Oleksandra, Mykhailo e Anastasiya vivem na Ucrânia, mas os pais estão na Rússia. Apesar dos relatos na primeira pessoa, as suas famílias não acreditam no que está a acontecer.
“Assustou-me mesmo quando a minha mãe citou exatamente a televisão russa. Estão a fazer uma lavagem cerebral às pessoas e as pessoas confiam neles”, disse Oleksandra à BBC. “A minha cidade está a ser bombardeada, mas a minha mãe na Rússia não acredita em mim.” A jovem de 25 anos está refugiada com os quatro cães na casa de banho no apartamento onde vive em Kharkiv.
Desde o início da guerra tem conversado regularmente com a mãe, que vive em Moscovo, mas esta – apesar daquilo que a filha lhe conta e dos vídeos que lhe envia – não acredita em Oleksandra. “Não queria assustar os meus pais, mas comecei a dizer-lhes diretamente que civis e crianças estão a morrer. Ainda que eles se preocupem comigo, continuam a dizer que provavelmente acontece apenas por acidente, que o exército russo nunca os iria ter como alvo civis. Que os ucranianos é que estão a matar o seu próprio povo.”
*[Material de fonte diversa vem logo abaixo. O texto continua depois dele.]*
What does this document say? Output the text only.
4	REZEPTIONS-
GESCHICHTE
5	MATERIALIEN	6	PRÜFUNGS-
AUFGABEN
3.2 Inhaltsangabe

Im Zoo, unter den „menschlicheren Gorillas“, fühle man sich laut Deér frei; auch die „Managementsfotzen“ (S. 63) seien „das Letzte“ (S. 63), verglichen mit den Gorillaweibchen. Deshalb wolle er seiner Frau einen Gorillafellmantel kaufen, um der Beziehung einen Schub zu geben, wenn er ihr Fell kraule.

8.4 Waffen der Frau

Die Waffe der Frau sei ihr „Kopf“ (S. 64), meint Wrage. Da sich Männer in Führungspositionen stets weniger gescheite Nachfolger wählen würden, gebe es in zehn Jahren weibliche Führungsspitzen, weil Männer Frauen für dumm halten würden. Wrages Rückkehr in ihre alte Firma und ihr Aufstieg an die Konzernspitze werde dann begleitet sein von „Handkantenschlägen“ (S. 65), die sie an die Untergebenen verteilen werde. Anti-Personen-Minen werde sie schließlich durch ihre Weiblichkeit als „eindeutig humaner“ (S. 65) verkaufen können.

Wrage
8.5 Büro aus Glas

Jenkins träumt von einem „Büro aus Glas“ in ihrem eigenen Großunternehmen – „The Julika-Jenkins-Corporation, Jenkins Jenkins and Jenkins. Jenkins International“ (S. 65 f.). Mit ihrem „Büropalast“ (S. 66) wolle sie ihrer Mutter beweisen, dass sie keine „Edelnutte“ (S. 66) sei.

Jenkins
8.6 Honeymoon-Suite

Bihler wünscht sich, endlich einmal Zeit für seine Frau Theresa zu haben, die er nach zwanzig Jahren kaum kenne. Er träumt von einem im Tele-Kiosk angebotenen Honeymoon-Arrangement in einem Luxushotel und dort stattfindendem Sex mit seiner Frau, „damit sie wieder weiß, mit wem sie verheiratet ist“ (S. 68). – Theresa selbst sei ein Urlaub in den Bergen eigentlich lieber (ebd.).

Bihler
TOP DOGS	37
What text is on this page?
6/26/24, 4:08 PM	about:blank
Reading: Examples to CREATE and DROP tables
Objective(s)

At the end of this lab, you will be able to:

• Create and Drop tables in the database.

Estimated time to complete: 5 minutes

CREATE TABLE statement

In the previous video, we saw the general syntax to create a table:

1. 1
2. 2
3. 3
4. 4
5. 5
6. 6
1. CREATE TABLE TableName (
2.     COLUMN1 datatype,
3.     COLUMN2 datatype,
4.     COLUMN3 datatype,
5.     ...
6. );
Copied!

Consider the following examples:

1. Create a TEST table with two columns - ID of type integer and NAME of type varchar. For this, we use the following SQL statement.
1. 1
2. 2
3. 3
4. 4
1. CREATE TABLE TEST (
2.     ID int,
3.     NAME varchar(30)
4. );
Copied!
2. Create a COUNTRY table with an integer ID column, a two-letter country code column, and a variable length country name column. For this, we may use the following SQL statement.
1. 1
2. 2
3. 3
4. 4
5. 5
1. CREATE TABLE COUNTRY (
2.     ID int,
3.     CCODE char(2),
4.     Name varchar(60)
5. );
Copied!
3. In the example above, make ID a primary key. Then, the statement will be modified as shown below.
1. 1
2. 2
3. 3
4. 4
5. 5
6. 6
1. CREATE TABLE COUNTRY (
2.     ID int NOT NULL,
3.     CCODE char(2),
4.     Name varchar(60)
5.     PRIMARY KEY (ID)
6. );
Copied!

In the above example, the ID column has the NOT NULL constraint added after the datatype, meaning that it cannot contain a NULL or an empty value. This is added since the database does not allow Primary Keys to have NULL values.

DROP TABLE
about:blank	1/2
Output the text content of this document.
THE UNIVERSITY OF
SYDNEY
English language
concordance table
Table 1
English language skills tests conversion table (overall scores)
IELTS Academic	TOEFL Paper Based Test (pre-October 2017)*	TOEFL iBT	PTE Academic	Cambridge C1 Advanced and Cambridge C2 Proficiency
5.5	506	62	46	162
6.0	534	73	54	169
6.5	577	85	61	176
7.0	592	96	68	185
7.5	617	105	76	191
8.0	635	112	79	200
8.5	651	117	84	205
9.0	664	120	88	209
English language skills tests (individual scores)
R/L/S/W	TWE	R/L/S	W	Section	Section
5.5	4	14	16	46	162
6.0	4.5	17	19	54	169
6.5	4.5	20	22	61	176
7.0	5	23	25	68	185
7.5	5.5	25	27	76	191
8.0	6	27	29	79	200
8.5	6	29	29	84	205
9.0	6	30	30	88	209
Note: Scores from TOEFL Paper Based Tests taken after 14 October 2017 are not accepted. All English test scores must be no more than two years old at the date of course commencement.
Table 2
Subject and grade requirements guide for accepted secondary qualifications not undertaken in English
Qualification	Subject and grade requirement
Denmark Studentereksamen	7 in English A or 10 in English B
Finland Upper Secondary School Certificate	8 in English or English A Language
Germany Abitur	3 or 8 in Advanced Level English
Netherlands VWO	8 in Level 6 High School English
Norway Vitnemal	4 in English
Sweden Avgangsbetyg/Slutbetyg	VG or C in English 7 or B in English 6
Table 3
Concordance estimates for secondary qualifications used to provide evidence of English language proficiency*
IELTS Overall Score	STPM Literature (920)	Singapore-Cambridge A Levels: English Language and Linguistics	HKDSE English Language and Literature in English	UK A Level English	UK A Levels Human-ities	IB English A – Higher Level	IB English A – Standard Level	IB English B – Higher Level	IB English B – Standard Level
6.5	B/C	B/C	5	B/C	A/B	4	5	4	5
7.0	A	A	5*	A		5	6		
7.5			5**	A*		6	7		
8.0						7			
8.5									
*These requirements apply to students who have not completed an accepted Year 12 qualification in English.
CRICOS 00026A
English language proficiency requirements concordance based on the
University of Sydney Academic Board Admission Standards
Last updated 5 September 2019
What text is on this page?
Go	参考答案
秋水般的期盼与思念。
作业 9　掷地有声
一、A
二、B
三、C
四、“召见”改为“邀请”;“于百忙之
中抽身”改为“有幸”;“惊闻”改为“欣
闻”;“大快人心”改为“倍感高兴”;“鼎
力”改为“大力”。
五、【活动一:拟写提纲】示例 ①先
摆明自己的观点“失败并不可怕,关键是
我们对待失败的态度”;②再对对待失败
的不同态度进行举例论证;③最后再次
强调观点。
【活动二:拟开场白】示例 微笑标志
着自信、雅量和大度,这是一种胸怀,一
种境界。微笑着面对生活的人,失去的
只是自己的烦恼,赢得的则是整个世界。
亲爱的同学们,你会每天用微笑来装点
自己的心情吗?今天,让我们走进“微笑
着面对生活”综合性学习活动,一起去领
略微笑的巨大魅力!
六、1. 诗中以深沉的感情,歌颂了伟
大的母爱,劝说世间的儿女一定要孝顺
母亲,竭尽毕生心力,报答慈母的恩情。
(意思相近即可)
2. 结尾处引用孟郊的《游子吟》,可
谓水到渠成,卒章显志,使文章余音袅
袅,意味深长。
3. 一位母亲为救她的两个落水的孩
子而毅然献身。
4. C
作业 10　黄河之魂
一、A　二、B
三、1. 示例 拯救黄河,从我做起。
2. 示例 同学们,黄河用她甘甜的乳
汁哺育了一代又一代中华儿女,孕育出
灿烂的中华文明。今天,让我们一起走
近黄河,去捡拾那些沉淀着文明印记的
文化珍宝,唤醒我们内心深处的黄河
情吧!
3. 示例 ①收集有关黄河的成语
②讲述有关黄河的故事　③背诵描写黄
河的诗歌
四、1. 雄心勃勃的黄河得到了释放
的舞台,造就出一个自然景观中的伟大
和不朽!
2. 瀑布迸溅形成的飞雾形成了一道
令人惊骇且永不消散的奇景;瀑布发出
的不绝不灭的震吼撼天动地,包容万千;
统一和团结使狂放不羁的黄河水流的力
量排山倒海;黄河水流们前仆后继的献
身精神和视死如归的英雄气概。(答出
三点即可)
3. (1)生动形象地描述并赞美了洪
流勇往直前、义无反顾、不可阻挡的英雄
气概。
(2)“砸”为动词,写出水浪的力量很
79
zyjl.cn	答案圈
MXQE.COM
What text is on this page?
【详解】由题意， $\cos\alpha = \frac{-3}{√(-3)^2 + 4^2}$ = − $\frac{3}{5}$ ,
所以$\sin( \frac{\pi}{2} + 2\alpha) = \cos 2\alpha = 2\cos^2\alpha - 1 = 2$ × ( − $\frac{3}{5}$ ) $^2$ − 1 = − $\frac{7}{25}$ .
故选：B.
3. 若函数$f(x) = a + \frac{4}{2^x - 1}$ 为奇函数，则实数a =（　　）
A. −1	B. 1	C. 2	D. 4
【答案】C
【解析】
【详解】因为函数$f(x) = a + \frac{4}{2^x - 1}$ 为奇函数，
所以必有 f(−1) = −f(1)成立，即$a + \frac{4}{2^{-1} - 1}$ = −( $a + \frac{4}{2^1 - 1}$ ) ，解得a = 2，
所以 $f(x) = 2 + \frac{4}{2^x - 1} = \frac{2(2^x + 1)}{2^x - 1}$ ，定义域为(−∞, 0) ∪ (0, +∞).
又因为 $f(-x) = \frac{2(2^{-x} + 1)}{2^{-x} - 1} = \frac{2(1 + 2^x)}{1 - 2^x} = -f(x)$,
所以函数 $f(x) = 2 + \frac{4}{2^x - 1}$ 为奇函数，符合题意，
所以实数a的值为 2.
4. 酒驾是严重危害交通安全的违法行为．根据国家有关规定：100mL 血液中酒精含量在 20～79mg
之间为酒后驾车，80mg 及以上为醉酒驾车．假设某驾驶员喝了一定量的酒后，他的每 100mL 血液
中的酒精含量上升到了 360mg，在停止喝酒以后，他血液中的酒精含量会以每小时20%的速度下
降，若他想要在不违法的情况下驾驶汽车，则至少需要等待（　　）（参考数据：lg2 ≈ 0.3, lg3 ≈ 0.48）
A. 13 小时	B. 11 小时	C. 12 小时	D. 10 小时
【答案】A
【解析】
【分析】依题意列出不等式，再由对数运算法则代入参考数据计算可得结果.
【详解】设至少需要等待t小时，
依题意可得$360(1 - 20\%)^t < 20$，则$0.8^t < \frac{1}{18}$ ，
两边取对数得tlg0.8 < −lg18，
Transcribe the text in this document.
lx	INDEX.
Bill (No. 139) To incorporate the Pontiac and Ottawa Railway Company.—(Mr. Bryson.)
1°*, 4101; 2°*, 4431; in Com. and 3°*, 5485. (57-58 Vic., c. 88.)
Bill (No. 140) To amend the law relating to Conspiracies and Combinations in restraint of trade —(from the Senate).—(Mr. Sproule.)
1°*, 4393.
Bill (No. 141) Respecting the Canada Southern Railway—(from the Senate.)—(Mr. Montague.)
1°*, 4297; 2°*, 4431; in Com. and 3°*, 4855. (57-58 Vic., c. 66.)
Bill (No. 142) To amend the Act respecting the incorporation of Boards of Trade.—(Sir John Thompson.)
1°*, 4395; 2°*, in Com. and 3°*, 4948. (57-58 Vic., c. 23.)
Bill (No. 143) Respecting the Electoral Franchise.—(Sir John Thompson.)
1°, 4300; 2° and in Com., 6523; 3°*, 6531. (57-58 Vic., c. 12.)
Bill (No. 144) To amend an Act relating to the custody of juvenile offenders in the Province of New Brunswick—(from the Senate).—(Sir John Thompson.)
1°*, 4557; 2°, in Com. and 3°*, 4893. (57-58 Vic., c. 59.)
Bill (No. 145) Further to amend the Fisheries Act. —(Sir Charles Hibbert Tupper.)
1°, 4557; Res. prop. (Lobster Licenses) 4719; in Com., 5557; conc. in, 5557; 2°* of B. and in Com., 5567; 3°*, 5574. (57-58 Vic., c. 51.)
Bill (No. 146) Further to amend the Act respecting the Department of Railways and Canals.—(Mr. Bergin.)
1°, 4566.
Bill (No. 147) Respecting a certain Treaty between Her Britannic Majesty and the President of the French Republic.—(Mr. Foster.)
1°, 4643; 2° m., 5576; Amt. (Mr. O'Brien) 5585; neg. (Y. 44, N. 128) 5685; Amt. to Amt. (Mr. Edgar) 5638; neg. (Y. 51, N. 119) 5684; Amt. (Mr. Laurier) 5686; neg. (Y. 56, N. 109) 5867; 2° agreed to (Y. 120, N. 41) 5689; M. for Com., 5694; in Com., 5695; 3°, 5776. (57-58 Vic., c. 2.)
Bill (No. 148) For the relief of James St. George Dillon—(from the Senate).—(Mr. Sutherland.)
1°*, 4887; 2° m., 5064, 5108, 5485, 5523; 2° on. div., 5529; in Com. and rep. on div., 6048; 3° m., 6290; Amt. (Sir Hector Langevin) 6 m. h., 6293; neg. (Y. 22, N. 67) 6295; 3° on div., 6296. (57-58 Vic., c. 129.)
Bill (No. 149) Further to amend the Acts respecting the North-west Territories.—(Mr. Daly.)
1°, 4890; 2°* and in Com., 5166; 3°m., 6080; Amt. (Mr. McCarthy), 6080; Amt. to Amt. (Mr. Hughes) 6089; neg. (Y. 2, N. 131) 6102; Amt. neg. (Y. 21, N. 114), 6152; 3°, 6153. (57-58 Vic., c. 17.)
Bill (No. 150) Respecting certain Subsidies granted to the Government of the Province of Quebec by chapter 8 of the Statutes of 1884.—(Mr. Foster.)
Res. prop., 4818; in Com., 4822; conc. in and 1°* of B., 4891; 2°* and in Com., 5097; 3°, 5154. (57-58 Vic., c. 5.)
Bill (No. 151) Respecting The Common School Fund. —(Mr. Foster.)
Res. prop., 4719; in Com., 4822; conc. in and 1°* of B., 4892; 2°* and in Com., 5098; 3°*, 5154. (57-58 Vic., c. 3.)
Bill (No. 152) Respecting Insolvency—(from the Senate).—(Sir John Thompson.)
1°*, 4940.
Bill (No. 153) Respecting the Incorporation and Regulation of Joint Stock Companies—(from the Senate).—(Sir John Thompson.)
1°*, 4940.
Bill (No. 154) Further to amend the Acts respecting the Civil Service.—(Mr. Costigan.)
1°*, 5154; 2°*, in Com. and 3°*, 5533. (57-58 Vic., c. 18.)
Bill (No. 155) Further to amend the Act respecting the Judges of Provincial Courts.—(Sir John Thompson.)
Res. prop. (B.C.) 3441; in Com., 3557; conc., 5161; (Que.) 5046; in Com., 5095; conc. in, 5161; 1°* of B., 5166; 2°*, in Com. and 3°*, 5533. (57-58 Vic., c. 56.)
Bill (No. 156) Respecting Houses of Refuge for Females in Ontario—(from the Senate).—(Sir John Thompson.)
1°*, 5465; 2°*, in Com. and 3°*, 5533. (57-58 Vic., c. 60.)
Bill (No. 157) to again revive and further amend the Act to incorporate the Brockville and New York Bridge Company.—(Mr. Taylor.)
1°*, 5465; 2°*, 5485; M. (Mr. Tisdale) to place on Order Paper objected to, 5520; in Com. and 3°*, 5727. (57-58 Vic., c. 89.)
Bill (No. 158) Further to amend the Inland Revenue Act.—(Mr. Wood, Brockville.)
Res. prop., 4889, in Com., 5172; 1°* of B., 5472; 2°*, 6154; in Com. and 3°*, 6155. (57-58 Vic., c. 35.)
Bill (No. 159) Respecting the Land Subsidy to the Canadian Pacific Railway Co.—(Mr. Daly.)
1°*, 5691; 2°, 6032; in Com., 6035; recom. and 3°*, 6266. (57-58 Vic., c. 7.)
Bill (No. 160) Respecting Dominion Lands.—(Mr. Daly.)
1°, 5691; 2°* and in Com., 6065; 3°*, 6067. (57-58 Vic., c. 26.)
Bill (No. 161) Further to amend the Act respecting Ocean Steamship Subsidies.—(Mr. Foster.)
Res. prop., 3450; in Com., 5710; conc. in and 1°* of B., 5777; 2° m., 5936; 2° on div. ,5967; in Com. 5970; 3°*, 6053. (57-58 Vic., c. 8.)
Nos órgãos de comunicação russos passa apenas a versão dos factos oficial do Kremlin e os meios que não sigam esta linha têm sido sucessivamente fechados. Continua a falar-se numa “operação militar especial” e palavras como “guerra”, “invasão” ou “ataque” estão proibidas. Em contrapartida, as mortes de civis ucranianos estão a ser atribuídas às próprias forças ucranianas e a narrativa difundida é a de que as forças russas estão apenas a atacar alvos militares, não representando um perigo para civis. E as manifestações antiguerra em cidades russas, que resultaram na detenção de centenas de pessoas, não foram noticiadas nos principais canais. Os cidadãos russos que publiquem “informações enganosas” sobre o exército ou apelem a sanções podem ser condenados a 15 anos de prisão.
Esta versão daquilo que se está a passar aprofunda a distância entre as famílias que estão separadas pela fronteira. Tal como a mãe de Oleksandra, o pai de Mykhailo também não acredita nele. O dono de um restaurante em Kiev levou a mulher e filhos para a Hungria, mas voltou à Ucrânia para se juntar aos esforços de guerra. Inicialmente, estranhou não ser contactado pelo pai que vive na Rússia, mas quando falaram finalmente, o pai disse-lhe que os russos estavam a salvar a Ucrânia dos nazis.
O mesmo aconteceu à correspondente da BBC em Kiev. Anastasiya ligou à mãe com medo quando começou a ouvir os bombardeamentos em Kiev. A mãe (que vive numa vila a 20 quilómetros de Donbass para já controlada pela Ucrânia, mas que vê televisão russa e tem o relógio acertado com a hora de Moscovo) estava calma e disse-lhe para não ter medo, que a Rússia nunca bombardearia a capital. Quando a filha reafirmou que tal já tinha acontecido e que tinha morrido civis, a mãe disse-lhe “mas isso também aconteceu quando os ucranianos atacaram Donbass”.